A data costuma trazer certo rebuliço e resistência daqueles que não compreendem o pano de fundo do dia, sendo comumente utilizado o argumento de que “não me considero racista e por isso não vejo necessidade do dia da consciência negra”. Para deslegitimar a data, outros ainda dizer que “pessoas brancas sofrem igualmente como pessoas negras.”
Entretanto, para desmistificar esse argumento a pesquisadora estadunidense Dra. Joy Angela DeGruy estudou sobre a “Síndrome pós traumática de pessoas escravizadas” e explicou o porquê não haveria a possibilidade de existir “racismo reverso”- tese sustentada por pessoas brancas. Segundo a autora o período pós escravidão deixou as pessoas negras com rombos profundos na educação, na condição econômica, na saúde física, emocional e psíquica, razão pela qual ainda que se admitisse que pessoas negras odeiam pessoas pessoa brancas, estruturalmente não há qualquer equivalência com o racismo, já o impacto da opressão produzido sob corpos negros por séculos trouxeram consequências que perduram até os dias de hoje, sobretudo com a desumanização e a ausência de reconhecimento de condições mínimas a essas pessoas.
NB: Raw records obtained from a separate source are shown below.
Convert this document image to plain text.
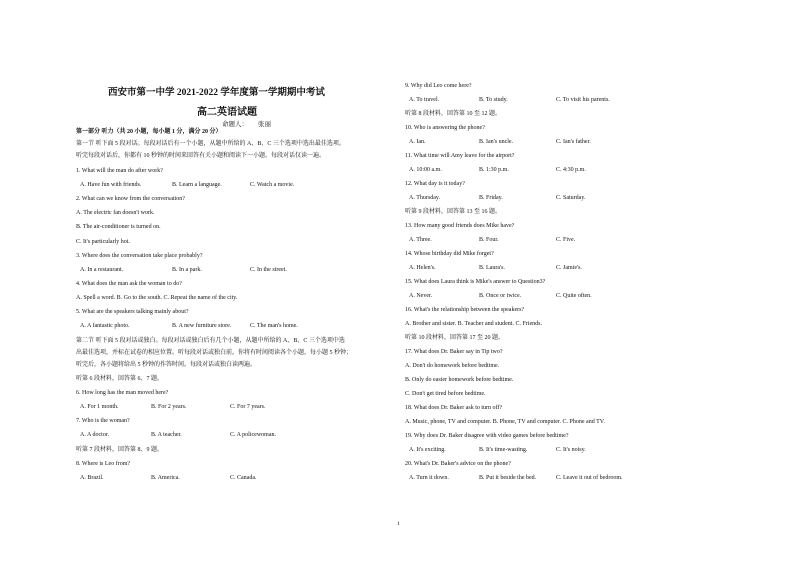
西安市第一中学 2021-2022 学年度第一学期期中考试
高二英语试题
命题人： 张丽
第一部分 听力（共 20 小题，每小题 1 分，满分 20 分）
第一节 听下面 5 段对话。每段对话后有一个小题，从题中所给的 A、B、C 三个选项中选出最佳选项。
听完每段对话后，你都有 10 秒钟的时间来回答有关小题和阅读下一小题。每段对话仅读一遍。
1. What will the man do after work?
A. Have fun with friends.	B. Learn a language.	C. Watch a movie.
2. What can we know from the conversation?
A. The electric fan doesn't work.
B. The air-conditioner is turned on.
C. It's particularly hot.
3. Where does the conversation take place probably?
A. In a restaurant.	B. In a park.	C. In the street.
4. What does the man ask the woman to do?
A. Spell a word. B. Go to the south. C. Repeat the name of the city.
5. What are the speakers talking mainly about?
A. A fantastic photo.	B. A new furniture store.	C. The man's home.
第二节 听下面 5 段对话或独白。每段对话或独白后有几个小题，从题中所给的 A、B、C 三个选项中选
出最佳选项，并标在试卷的相应位置。听每段对话或独白前，你将有时间阅读各个小题，每小题 5 秒钟；
听完后，各小题将给出 5 秒钟的作答时间。每段对话或独白读两遍。
听第 6 段材料，回答第 6、7 题。
6. How long has the man moved here?
A. For 1 month.	B. For 2 years.	C. For 7 years.
7. Who is the woman?
A. A doctor.	B. A teacher.	C. A policewoman.
听第 7 段材料，回答第 8、9 题。
8. Where is Leo from?
A. Brazil.	B. America.	C. Canada.
9. Why did Leo come here?
A. To travel.	B. To study.	C. To visit his parents.
听第 8 段材料，回答第 10 至 12 题。
10. Who is answering the phone?
A. Ian.	B. Ian's uncle.	C. Ian's father.
11. What time will Amy leave for the airport?
A. 10:00 a.m.	B. 1:30 p.m.	C. 4:30 p.m.
12. What day is it today?
A. Thursday.	B. Friday.	C. Saturday.
听第 9 段材料，回答第 13 至 16 题。
13. How many good friends does Mike have?
A. Three.	B. Four.	C. Five.
14. Whose birthday did Mike forget?
A. Helen's.	B. Laura's.	C. Jamie's.
15. What does Laura think is Mike's answer to Question3?
A. Never.	B. Once or twice.	C. Quite often.
16. What's the relationship between the speakers?
A. Brother and sister. B. Teacher and student. C. Friends.
听第 10 段材料，回答第 17 至 20 题。
17. What does Dr. Baker say in Tip two?
A. Don't do homework before bedtime.
B. Only do easier homework before bedtime.
C. Don't get tired before bedtime.
18. What does Dr. Baker ask to turn off?
A. Music, phone, TV and computer. B. Phone, TV and computer. C. Phone and TV.
19. Why does Dr. Baker disagree with video games before bedtime?
A. It's exciting.	B. It's time-wasting.	C. It's noisy.
20. What's Dr. Baker's advice on the phone?
A. Turn it down.	B. Put it beside the bed.	C. Leave it out of bedroom.
1
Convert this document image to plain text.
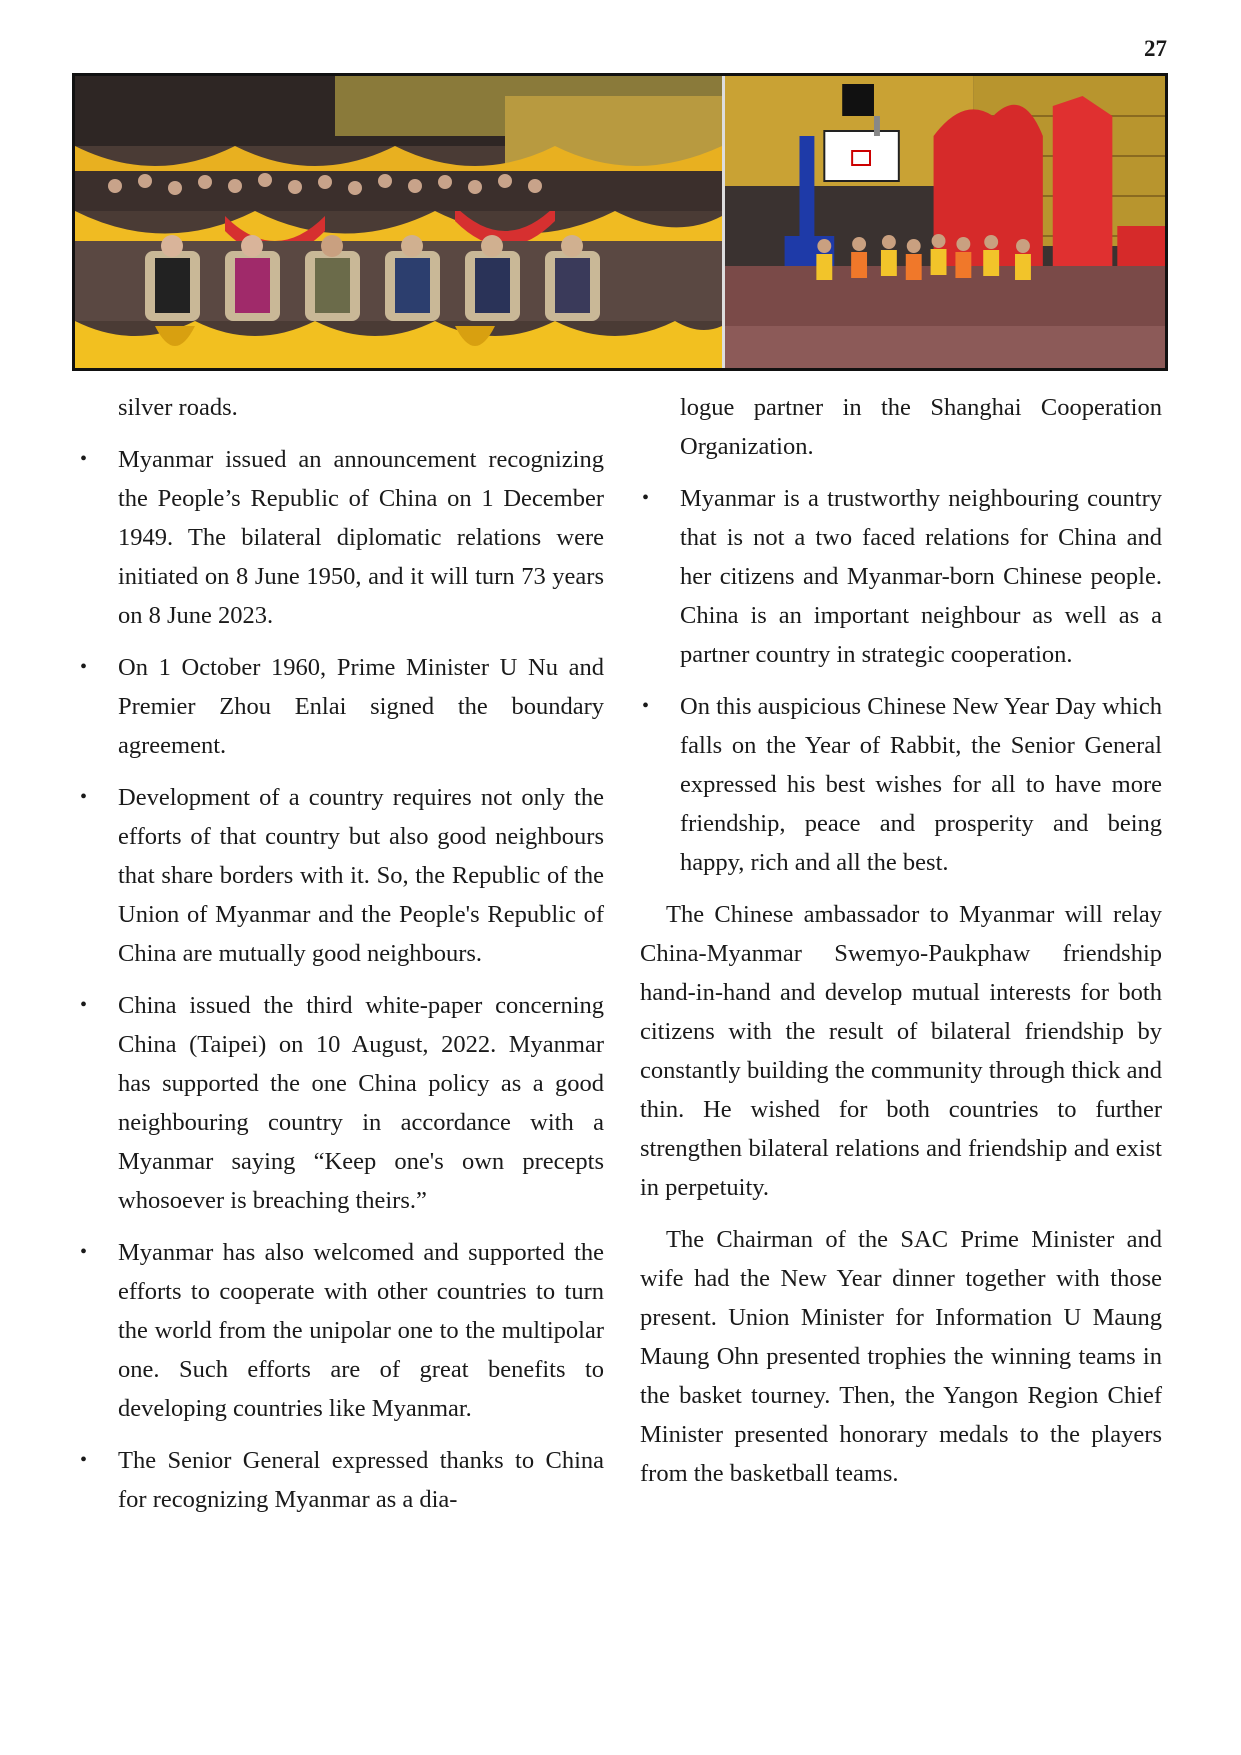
27

silver roads.

•	Myanmar issued an announcement recognizing the People’s Republic of China on 1 December 1949. The bilateral diplomatic relations were initiated on 8 June 1950, and it will turn 73 years on 8 June 2023.
•	On 1 October 1960, Prime Minister U Nu and Premier Zhou Enlai signed the boundary agreement.
•	Development of a country requires not only the efforts of that country but also good neighbours that share borders with it. So, the Republic of the Union of Myanmar and the People's Republic of China are mutually good neighbours.
•	China issued the third white-paper concerning China (Taipei) on 10 August, 2022. Myanmar has supported the one China policy as a good neighbouring country in accordance with a Myanmar saying “Keep one's own precepts whosoever is breaching theirs.”
•	Myanmar has also welcomed and supported the efforts to cooperate with other countries to turn the world from the unipolar one to the multipolar one. Such efforts are of great benefits to developing countries like Myanmar.
•	The Senior General expressed thanks to China for recognizing Myanmar as a dia-

logue partner in the Shanghai Cooperation Organization.

•	Myanmar is a trustworthy neighbouring country that is not a two faced relations for China and her citizens and Myanmar-born Chinese people. China is an important neighbour as well as a partner country in strategic cooperation.
•	On this auspicious Chinese New Year Day which falls on the Year of Rabbit, the Senior General expressed his best wishes for all to have more friendship, peace and prosperity and being happy, rich and all the best.

The Chinese ambassador to Myanmar will relay China-Myanmar Swemyo-Paukphaw friendship hand-in-hand and develop mutual interests for both citizens with the result of bilateral friendship by constantly building the community through thick and thin. He wished for both countries to further strengthen bilateral relations and friendship and exist in perpetuity.

The Chairman of the SAC Prime Minister and wife had the New Year dinner together with those present. Union Minister for Information U Maung Maung Ohn presented trophies the winning teams in the basket tourney. Then, the Yangon Region Chief Minister presented honorary medals to the players from the basketball teams.
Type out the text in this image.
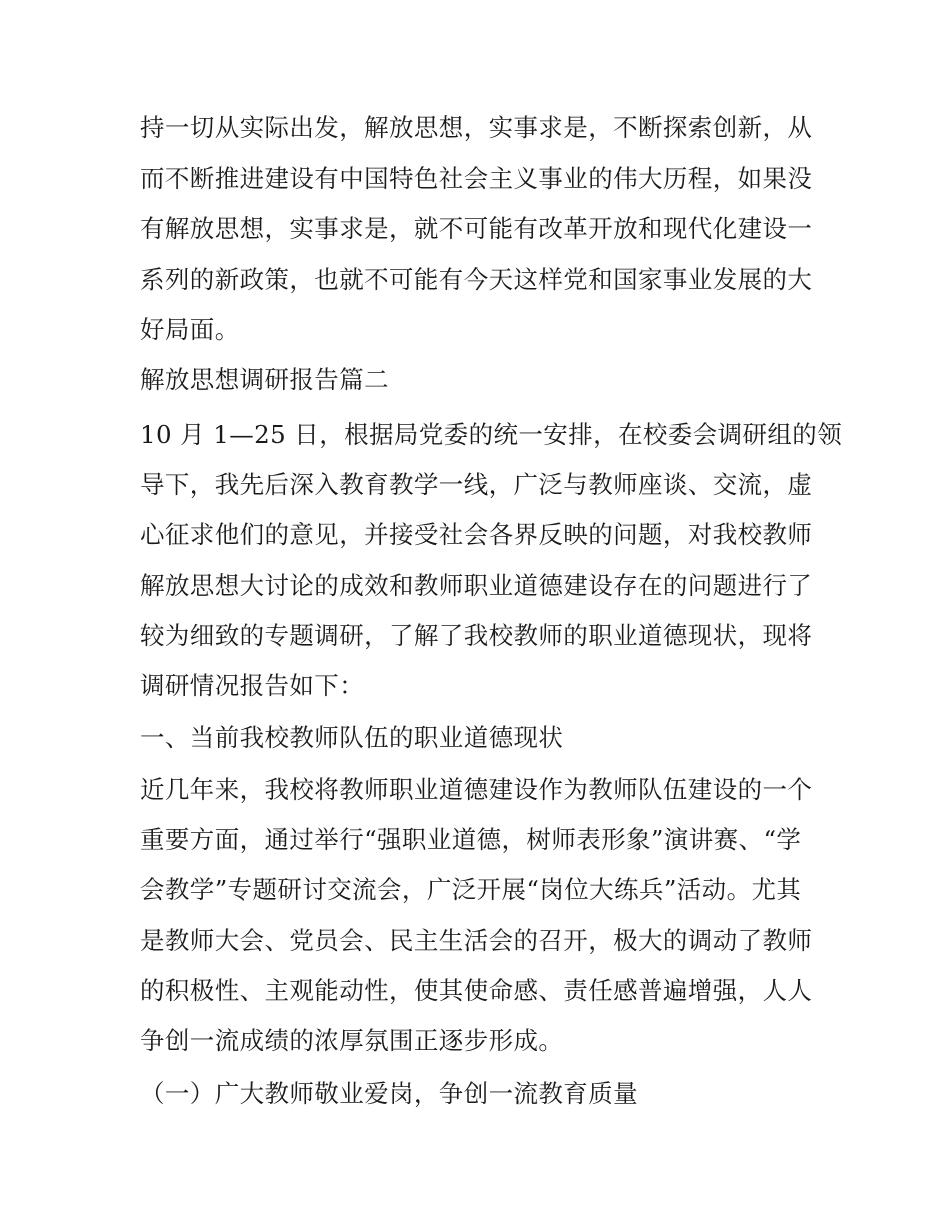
持一切从实际出发，解放思想，实事求是，不断探索创新，从
而不断推进建设有中国特色社会主义事业的伟大历程，如果没
有解放思想，实事求是，就不可能有改革开放和现代化建设一
系列的新政策，也就不可能有今天这样党和国家事业发展的大
好局面。
解放思想调研报告篇二
10 月 1—25 日，根据局党委的统一安排，在校委会调研组的领
导下，我先后深入教育教学一线，广泛与教师座谈、交流，虚
心征求他们的意见，并接受社会各界反映的问题，对我校教师
解放思想大讨论的成效和教师职业道德建设存在的问题进行了
较为细致的专题调研，了解了我校教师的职业道德现状，现将
调研情况报告如下：
一、当前我校教师队伍的职业道德现状
近几年来，我校将教师职业道德建设作为教师队伍建设的一个
重要方面，通过举行“强职业道德，树师表形象”演讲赛、“学
会教学”专题研讨交流会，广泛开展“岗位大练兵”活动。尤其
是教师大会、党员会、民主生活会的召开，极大的调动了教师
的积极性、主观能动性，使其使命感、责任感普遍增强，人人
争创一流成绩的浓厚氛围正逐步形成。
（一）广大教师敬业爱岗，争创一流教育质量
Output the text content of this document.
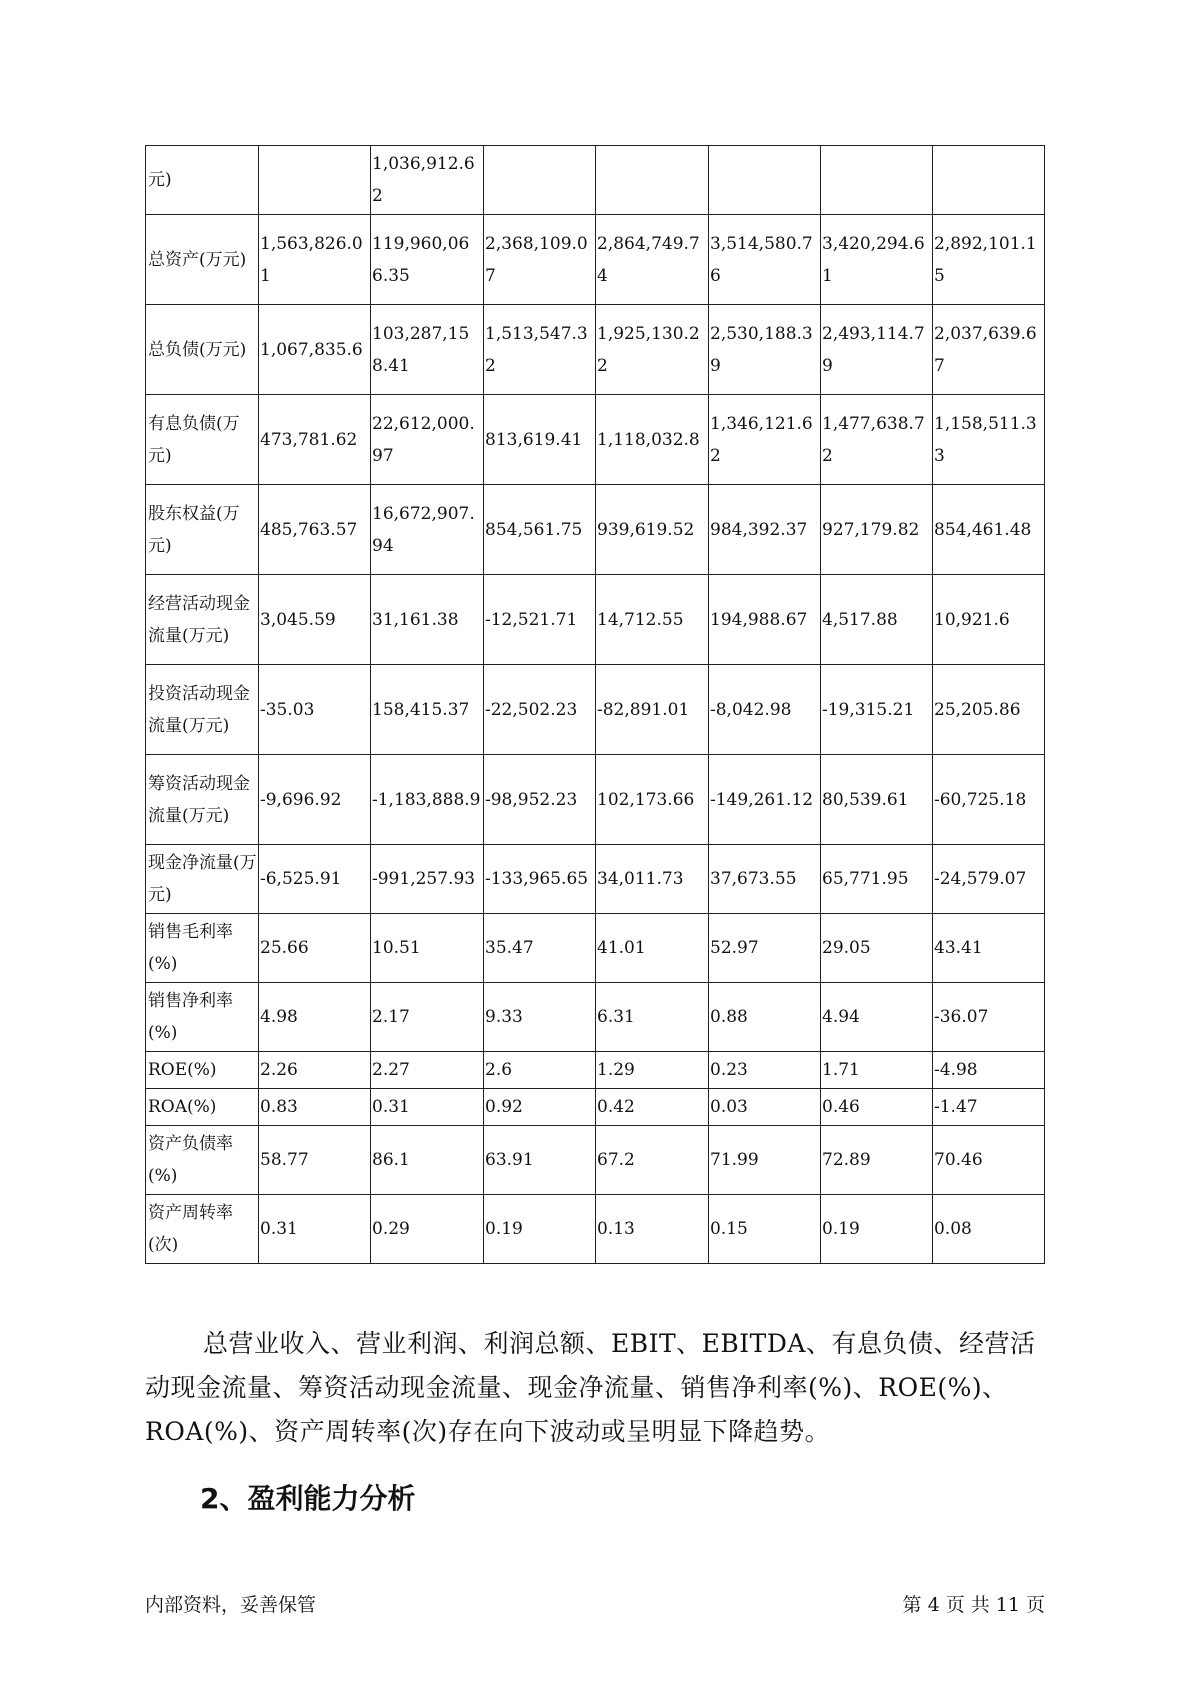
元)		1,036,912.62					
总资产(万元)	1,563,826.01	119,960,066.35	2,368,109.07	2,864,749.74	3,514,580.76	3,420,294.61	2,892,101.15
总负债(万元)	1,067,835.6	103,287,158.41	1,513,547.32	1,925,130.22	2,530,188.39	2,493,114.79	2,037,639.67
有息负债(万元)	473,781.62	22,612,000.97	813,619.41	1,118,032.8	1,346,121.62	1,477,638.72	1,158,511.33
股东权益(万元)	485,763.57	16,672,907.94	854,561.75	939,619.52	984,392.37	927,179.82	854,461.48
经营活动现金流量(万元)	3,045.59	31,161.38	-12,521.71	14,712.55	194,988.67	4,517.88	10,921.6
投资活动现金流量(万元)	-35.03	158,415.37	-22,502.23	-82,891.01	-8,042.98	-19,315.21	25,205.86
筹资活动现金流量(万元)	-9,696.92	-1,183,888.9	-98,952.23	102,173.66	-149,261.12	80,539.61	-60,725.18
现金净流量(万元)	-6,525.91	-991,257.93	-133,965.65	34,011.73	37,673.55	65,771.95	-24,579.07
销售毛利率(%)	25.66	10.51	35.47	41.01	52.97	29.05	43.41
销售净利率(%)	4.98	2.17	9.33	6.31	0.88	4.94	-36.07
ROE(%)	2.26	2.27	2.6	1.29	0.23	1.71	-4.98
ROA(%)	0.83	0.31	0.92	0.42	0.03	0.46	-1.47
资产负债率(%)	58.77	86.1	63.91	67.2	71.99	72.89	70.46
资产周转率(次)	0.31	0.29	0.19	0.13	0.15	0.19	0.08
总营业收入、营业利润、利润总额、EBIT、EBITDA、有息负债、经营活动现金流量、筹资活动现金流量、现金净流量、销售净利率(%)、ROE(%)、ROA(%)、资产周转率(次)存在向下波动或呈明显下降趋势。
2、盈利能力分析
内部资料，妥善保管	第 4 页 共 11 页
Outro pretexto para quem critica o dia 20 de novembro é de que a escravidão aconteceu há muito tempo. Ocorre que, o argumento também cai por terra, uma vez que a abolição da escravatura aconteceu em 1888 e teve vigência de quase 400 anos. Isto é, o Brasil tem apenas 131 anos pós-escravização, ou seja, menos tempo do que no período em que ela esteve instaurada. Significa dizer que muitos bisavós de pessoas que ainda estão vivas nos dias de hoje foram pessoas escravizadas.
Os alemães não conseguem olhar a sua história sem reconhecer a mancha produzida pelo holocausto dos judeus, os americanos não podem esquecer os bombardeamentos atômicos das cidades de Hiroshima e Nagasaki e os brasileiros devem olhar para o racismo como algo que precisa de revisão histórica e conserto, já que racismo não foi criado por pessoas negras.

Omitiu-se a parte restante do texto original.